# Firearms and Shooting > Archery >  Bow Hunt Trip

## Dougie

Anyone in the Wellington/Wairarapa area who is keen to take this muppet on a bow hunt? Must not be afraid of the camera, I'd love to give this a go. Depending on how it goes, might be able to score some sponsored gear.

Any takers?

----------


## scoped

goats or deer and do you have a bow

----------


## Dougie

No bow, not even fired (fired?) a hunting bow in my life.

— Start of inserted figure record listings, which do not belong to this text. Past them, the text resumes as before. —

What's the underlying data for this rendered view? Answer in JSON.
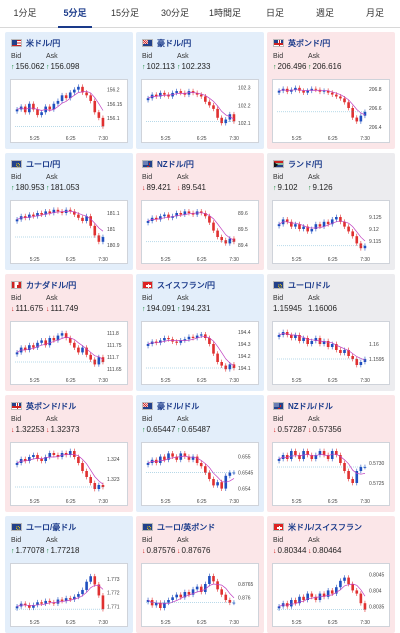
{
  "tabs": [
    {
      "label": "1分足",
      "active": false
    },
    {
      "label": "5分足",
      "active": true
    },
    {
      "label": "15分足",
      "active": false
    },
    {
      "label": "30分足",
      "active": false
    },
    {
      "label": "1時間足",
      "active": false
    },
    {
      "label": "日足",
      "active": false
    },
    {
      "label": "週足",
      "active": false
    },
    {
      "label": "月足",
      "active": false
    }
  ],
  "labels": {
    "bid": "Bid",
    "ask": "Ask"
  },
  "colors": {
    "accent": "#1a3a8a",
    "up_card": "#e3eefa",
    "down_card": "#fbe6e8",
    "flat_card": "#ececef",
    "candle_up": "#1f4fbf",
    "candle_down": "#e03030",
    "ma_line": "#c040c0",
    "arrow_up": "#1a8a3a",
    "arrow_down": "#d02020"
  },
  "cards": [
    {
      "name": "米ドル/円",
      "flag": "us-flag",
      "state": "up",
      "dir": "up",
      "bid": "156.062",
      "ask": "156.098",
      "chart": {
        "x_labels": [
          "5:25",
          "6:25",
          "7:30"
        ],
        "y_ticks": [
          "156.2",
          "156.15",
          "156.1"
        ],
        "ylim": [
          156.05,
          156.22
        ],
        "closes": [
          156.13,
          156.14,
          156.12,
          156.15,
          156.13,
          156.11,
          156.12,
          156.14,
          156.13,
          156.15,
          156.16,
          156.18,
          156.17,
          156.19,
          156.2,
          156.21,
          156.19,
          156.18,
          156.16,
          156.12,
          156.1,
          156.07
        ]
      }
    },
    {
      "name": "豪ドル/円",
      "flag": "au-flag",
      "state": "up",
      "dir": "up",
      "bid": "102.113",
      "ask": "102.233",
      "chart": {
        "x_labels": [
          "5:25",
          "6:25",
          "7:30"
        ],
        "y_ticks": [
          "102.3",
          "102.2",
          "102.1"
        ],
        "ylim": [
          102.05,
          102.32
        ],
        "closes": [
          102.24,
          102.26,
          102.25,
          102.27,
          102.26,
          102.25,
          102.27,
          102.28,
          102.27,
          102.26,
          102.28,
          102.27,
          102.26,
          102.25,
          102.22,
          102.2,
          102.18,
          102.13,
          102.1,
          102.12,
          102.15,
          102.11
        ]
      }
    },
    {
      "name": "英ポンド/円",
      "flag": "gb-flag",
      "state": "down",
      "dir": "up",
      "bid": "206.496",
      "ask": "206.616",
      "chart": {
        "x_labels": [
          "5:25",
          "6:25",
          "7:30"
        ],
        "y_ticks": [
          "206.8",
          "206.6",
          "206.4"
        ],
        "ylim": [
          206.35,
          206.85
        ],
        "closes": [
          206.78,
          206.8,
          206.77,
          206.79,
          206.81,
          206.78,
          206.76,
          206.78,
          206.8,
          206.79,
          206.77,
          206.78,
          206.76,
          206.74,
          206.72,
          206.7,
          206.66,
          206.6,
          206.5,
          206.46,
          206.52,
          206.56
        ]
      }
    },
    {
      "name": "ユーロ/円",
      "flag": "eu-flag",
      "state": "up",
      "dir": "up",
      "bid": "180.953",
      "ask": "181.053",
      "chart": {
        "x_labels": [
          "5:25",
          "6:25",
          "7:30"
        ],
        "y_ticks": [
          "181.1",
          "181",
          "180.9"
        ],
        "ylim": [
          180.85,
          181.15
        ],
        "closes": [
          181.06,
          181.08,
          181.07,
          181.09,
          181.08,
          181.1,
          181.09,
          181.11,
          181.1,
          181.12,
          181.11,
          181.1,
          181.12,
          181.11,
          181.09,
          181.07,
          181.05,
          181.08,
          181.02,
          180.96,
          180.92,
          180.95
        ]
      }
    },
    {
      "name": "NZドル/円",
      "flag": "nz-flag",
      "state": "down",
      "dir": "down",
      "bid": "89.421",
      "ask": "89.541",
      "chart": {
        "x_labels": [
          "5:25",
          "6:25",
          "7:30"
        ],
        "y_ticks": [
          "89.6",
          "89.5",
          "89.4"
        ],
        "ylim": [
          89.35,
          89.65
        ],
        "closes": [
          89.55,
          89.57,
          89.56,
          89.58,
          89.59,
          89.57,
          89.58,
          89.6,
          89.59,
          89.61,
          89.6,
          89.59,
          89.61,
          89.6,
          89.58,
          89.54,
          89.49,
          89.45,
          89.43,
          89.41,
          89.44,
          89.42
        ]
      }
    },
    {
      "name": "ランド/円",
      "flag": "za-flag",
      "state": "flat",
      "dir": "up",
      "bid": "9.102",
      "ask": "9.126",
      "chart": {
        "x_labels": [
          "5:25",
          "6:25",
          "7:30"
        ],
        "y_ticks": [
          "9.125",
          "9.12",
          "9.115"
        ],
        "ylim": [
          9.11,
          9.13
        ],
        "closes": [
          9.122,
          9.124,
          9.123,
          9.121,
          9.122,
          9.12,
          9.121,
          9.119,
          9.12,
          9.122,
          9.121,
          9.123,
          9.122,
          9.124,
          9.125,
          9.123,
          9.121,
          9.119,
          9.117,
          9.114,
          9.112,
          9.113
        ]
      }
    },
    {
      "name": "カナダドル/円",
      "flag": "ca-flag",
      "state": "down",
      "dir": "down",
      "bid": "111.675",
      "ask": "111.749",
      "chart": {
        "x_labels": [
          "5:25",
          "6:25",
          "7:30"
        ],
        "y_ticks": [
          "111.8",
          "111.75",
          "111.7",
          "111.65"
        ],
        "ylim": [
          111.63,
          111.83
        ],
        "closes": [
          111.72,
          111.74,
          111.73,
          111.75,
          111.74,
          111.76,
          111.77,
          111.75,
          111.78,
          111.77,
          111.79,
          111.8,
          111.78,
          111.76,
          111.74,
          111.72,
          111.74,
          111.71,
          111.69,
          111.67,
          111.7,
          111.68
        ]
      }
    },
    {
      "name": "スイスフラン/円",
      "flag": "ch-flag",
      "state": "up",
      "dir": "up",
      "bid": "194.091",
      "ask": "194.231",
      "chart": {
        "x_labels": [
          "5:25",
          "6:25",
          "7:30"
        ],
        "y_ticks": [
          "194.4",
          "194.3",
          "194.2",
          "194.1"
        ],
        "ylim": [
          194.05,
          194.45
        ],
        "closes": [
          194.3,
          194.32,
          194.31,
          194.33,
          194.35,
          194.34,
          194.32,
          194.31,
          194.33,
          194.34,
          194.36,
          194.35,
          194.37,
          194.38,
          194.35,
          194.3,
          194.22,
          194.15,
          194.12,
          194.09,
          194.13,
          194.1
        ]
      }
    },
    {
      "name": "ユーロ/ドル",
      "flag": "eu-flag",
      "state": "flat",
      "dir": "none",
      "bid": "1.15945",
      "ask": "1.16006",
      "chart": {
        "x_labels": [
          "5:25",
          "6:25",
          "7:30"
        ],
        "y_ticks": [
          "1.16",
          "1.1595"
        ],
        "ylim": [
          1.159,
          1.1606
        ],
        "closes": [
          1.1603,
          1.1604,
          1.1603,
          1.1602,
          1.1603,
          1.1601,
          1.1602,
          1.16,
          1.1601,
          1.1602,
          1.16,
          1.1601,
          1.1599,
          1.16,
          1.1598,
          1.1597,
          1.1598,
          1.1596,
          1.1595,
          1.1593,
          1.1594,
          1.1595
        ]
      }
    },
    {
      "name": "英ポンド/ドル",
      "flag": "gb-flag",
      "state": "down",
      "dir": "down",
      "bid": "1.32253",
      "ask": "1.32373",
      "chart": {
        "x_labels": [
          "5:25",
          "6:25",
          "7:30"
        ],
        "y_ticks": [
          "1.324",
          "1.323"
        ],
        "ylim": [
          1.3222,
          1.3246
        ],
        "closes": [
          1.3238,
          1.324,
          1.3239,
          1.3241,
          1.3242,
          1.324,
          1.3239,
          1.3241,
          1.3243,
          1.3242,
          1.3241,
          1.3243,
          1.3242,
          1.3244,
          1.3241,
          1.3238,
          1.3234,
          1.3231,
          1.3228,
          1.3225,
          1.3227,
          1.3226
        ]
      }
    },
    {
      "name": "豪ドル/ドル",
      "flag": "au-flag",
      "state": "up",
      "dir": "up",
      "bid": "0.65447",
      "ask": "0.65487",
      "chart": {
        "x_labels": [
          "5:25",
          "6:25",
          "7:30"
        ],
        "y_ticks": [
          "0.655",
          "0.6545",
          "0.654"
        ],
        "ylim": [
          0.6538,
          0.6553
        ],
        "closes": [
          0.6548,
          0.6549,
          0.6548,
          0.655,
          0.6549,
          0.6551,
          0.655,
          0.6549,
          0.6551,
          0.655,
          0.6549,
          0.655,
          0.6548,
          0.6547,
          0.6545,
          0.6543,
          0.6541,
          0.6542,
          0.654,
          0.6544,
          0.6545,
          0.6545
        ]
      }
    },
    {
      "name": "NZドル/ドル",
      "flag": "nz-flag",
      "state": "down",
      "dir": "down",
      "bid": "0.57287",
      "ask": "0.57356",
      "chart": {
        "x_labels": [
          "5:25",
          "6:25",
          "7:30"
        ],
        "y_ticks": [
          "0.5730",
          "0.5725"
        ],
        "ylim": [
          0.5722,
          0.5734
        ],
        "closes": [
          0.5731,
          0.5732,
          0.5731,
          0.5733,
          0.5732,
          0.5731,
          0.5733,
          0.5732,
          0.5731,
          0.5732,
          0.5733,
          0.5732,
          0.5731,
          0.5733,
          0.5732,
          0.573,
          0.5728,
          0.5726,
          0.5725,
          0.5728,
          0.5729,
          0.5729
        ]
      }
    },
    {
      "name": "ユーロ/豪ドル",
      "flag": "eu-flag",
      "state": "up",
      "dir": "up",
      "bid": "1.77078",
      "ask": "1.77218",
      "chart": {
        "x_labels": [
          "5:25",
          "6:25",
          "7:30"
        ],
        "y_ticks": [
          "1.773",
          "1.772",
          "1.771"
        ],
        "ylim": [
          1.7703,
          1.7738
        ],
        "closes": [
          1.771,
          1.7712,
          1.7711,
          1.7709,
          1.7711,
          1.7713,
          1.7712,
          1.7714,
          1.7713,
          1.7712,
          1.7715,
          1.7714,
          1.7716,
          1.7715,
          1.7717,
          1.7719,
          1.7722,
          1.7728,
          1.7732,
          1.7726,
          1.7718,
          1.7708
        ]
      }
    },
    {
      "name": "ユーロ/英ポンド",
      "flag": "eu-flag",
      "state": "down",
      "dir": "down",
      "bid": "0.87576",
      "ask": "0.87676",
      "chart": {
        "x_labels": [
          "5:25",
          "6:25",
          "7:30"
        ],
        "y_ticks": [
          "0.8765",
          "0.876"
        ],
        "ylim": [
          0.8753,
          0.8771
        ],
        "closes": [
          0.8759,
          0.8757,
          0.8758,
          0.8756,
          0.8758,
          0.8759,
          0.876,
          0.8761,
          0.876,
          0.8762,
          0.8761,
          0.8763,
          0.8764,
          0.8762,
          0.8765,
          0.8768,
          0.8766,
          0.8763,
          0.8761,
          0.8759,
          0.8758,
          0.8758
        ]
      }
    },
    {
      "name": "米ドル/スイスフラン",
      "flag": "ch-flag",
      "state": "down",
      "dir": "down",
      "bid": "0.80344",
      "ask": "0.80464",
      "chart": {
        "x_labels": [
          "5:25",
          "6:25",
          "7:30"
        ],
        "y_ticks": [
          "0.8045",
          "0.804",
          "0.8035"
        ],
        "ylim": [
          0.8032,
          0.8047
        ],
        "closes": [
          0.8035,
          0.8036,
          0.8035,
          0.8037,
          0.8036,
          0.8038,
          0.8037,
          0.8039,
          0.8038,
          0.8037,
          0.8039,
          0.8038,
          0.804,
          0.8039,
          0.8041,
          0.8043,
          0.8044,
          0.8042,
          0.804,
          0.8039,
          0.8036,
          0.8034
        ]
      }
    }
  ]
}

Not bothered on animal. Need some target practice first!

----------


## Matt2308

Pity your on the other island, if it were down nearer ChCh then could have sorted something.

----------


## Feral

really need a bow to start on - there's a lot to take on when you start with a bow, and if you have a compound then it needs to have the draw length and poundage set to your size and strength. Shooting accuracy and safety really depends on a correct set up. Not trying to turn you off, just saying that there's a bit involved to do it properly, and a learning curve to get the basics of bow shooting right.

----------


## Feral

Just to add to that, PM me if you can get to Palmy some time and I'll adjust my son's bow to suit and give you an intro to shooting. The other place to look at is popping in to the Kapiti Archery club up in Waikanae (Reikorangi). They have recurves and someone can introduce you to it there.

----------


## Dougie

Sounds awesome, I shall get back to you via PM  :Have A Nice Day:

----------


## buckles1

Careful! once you try it you will be hooked!!

----------


## Dougie

> Careful! once you try it you will be hooked!!


Hey bro, you called it.....totally addicted now.

----------


## Nimoy5414

> Hey bro, you called it.....totally addicted now.


Seems professional attitude...

----------


## Dougie

> Seems professional attitude...


?

----------


## screamO

> ?


Drinking and posting I think :ORLY:

----------